As dificuldades para a inserção de tópicos de Física Moderna e Contemporânea (FMC) no ensino de Física estão associadas a um grande número de fatores. Dentre estes, podemos mencionar a prática docente como um agente considerável para a efetivação dessa inovação curricular. A prática docente é regida por diversos elementos, internos e externos ao indivíduo, que conduzem as ações em sala de aula. Em vista de compreender tais práticas, elegemos as Crenças de Autoeficácia, propostas por Bandura (1986), como norte para tentar entender o quanto estas crenças influenciam as práticas dos professores a respeito da inserção da Física Moderna e Contemporânea nos programas escolares. Assim, este trabalho visa a apresentar um instrumento de coleta de dados de natureza qualitativa, denominado de Situações, que tem por intuito inserir os professores em algumas circunstâncias, reais ou idealizadas, a fim de fornecer informações mais profundas das práticas docentes, com destaque para os seguintes aspectos: desejo em continuar na carreira docente; trabalho com o currículo oficial, em especial com as metodologias e conteúdos referentes à Física Moderna e Contemporânea; condutas com alunos com problemas de aprendizagem; formação a respeito dos conteúdos ligados a Física Moderna e Contemporânea.

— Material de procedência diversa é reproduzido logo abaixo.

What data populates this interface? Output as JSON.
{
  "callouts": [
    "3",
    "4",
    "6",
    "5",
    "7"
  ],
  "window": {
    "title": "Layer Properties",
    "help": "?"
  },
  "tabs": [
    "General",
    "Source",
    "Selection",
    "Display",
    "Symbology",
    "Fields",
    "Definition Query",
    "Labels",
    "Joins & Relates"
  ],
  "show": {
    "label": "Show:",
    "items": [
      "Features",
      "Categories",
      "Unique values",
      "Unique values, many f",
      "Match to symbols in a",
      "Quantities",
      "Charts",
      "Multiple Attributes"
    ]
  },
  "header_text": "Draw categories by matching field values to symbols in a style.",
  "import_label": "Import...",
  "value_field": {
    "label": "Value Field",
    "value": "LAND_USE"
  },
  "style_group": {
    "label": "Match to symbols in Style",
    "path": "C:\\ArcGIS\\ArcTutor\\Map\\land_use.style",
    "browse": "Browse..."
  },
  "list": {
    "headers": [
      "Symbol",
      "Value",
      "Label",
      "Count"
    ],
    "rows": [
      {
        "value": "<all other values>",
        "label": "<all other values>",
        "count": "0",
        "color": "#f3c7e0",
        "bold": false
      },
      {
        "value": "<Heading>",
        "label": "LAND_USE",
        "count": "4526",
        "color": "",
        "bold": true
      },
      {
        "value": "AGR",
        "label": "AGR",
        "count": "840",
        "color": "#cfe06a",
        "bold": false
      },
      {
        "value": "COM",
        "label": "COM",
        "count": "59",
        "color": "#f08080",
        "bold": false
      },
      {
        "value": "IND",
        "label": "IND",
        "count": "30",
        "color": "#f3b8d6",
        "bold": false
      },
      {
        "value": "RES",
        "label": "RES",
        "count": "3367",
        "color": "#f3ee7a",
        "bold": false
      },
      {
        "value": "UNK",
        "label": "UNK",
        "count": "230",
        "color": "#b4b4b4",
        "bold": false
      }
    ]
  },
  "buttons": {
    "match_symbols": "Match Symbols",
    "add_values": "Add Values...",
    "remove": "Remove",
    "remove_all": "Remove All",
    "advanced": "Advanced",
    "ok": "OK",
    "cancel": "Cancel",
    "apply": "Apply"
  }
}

Palavras-chave : Física Moderna e Contemporânea; Crenças de Autoeficácia; Formação de Professor.

## Introdução

As crenças de autoeficácia, propostas por Bandura (1986), são interessantes preditores do comportamento humano. Todavia, a grande maioria dos estudos que envolvem esse constructo possui sua natureza em pesquisas de investigação quantitativa. Ainda que estes estudos apresentem resultados importantes a respeito das crenças de autoeficácia dos indivíduos e seu comportamento, gostaríamos de aprofundar ainda mais essa relação fazendo uso de uma pesquisa qualitativa.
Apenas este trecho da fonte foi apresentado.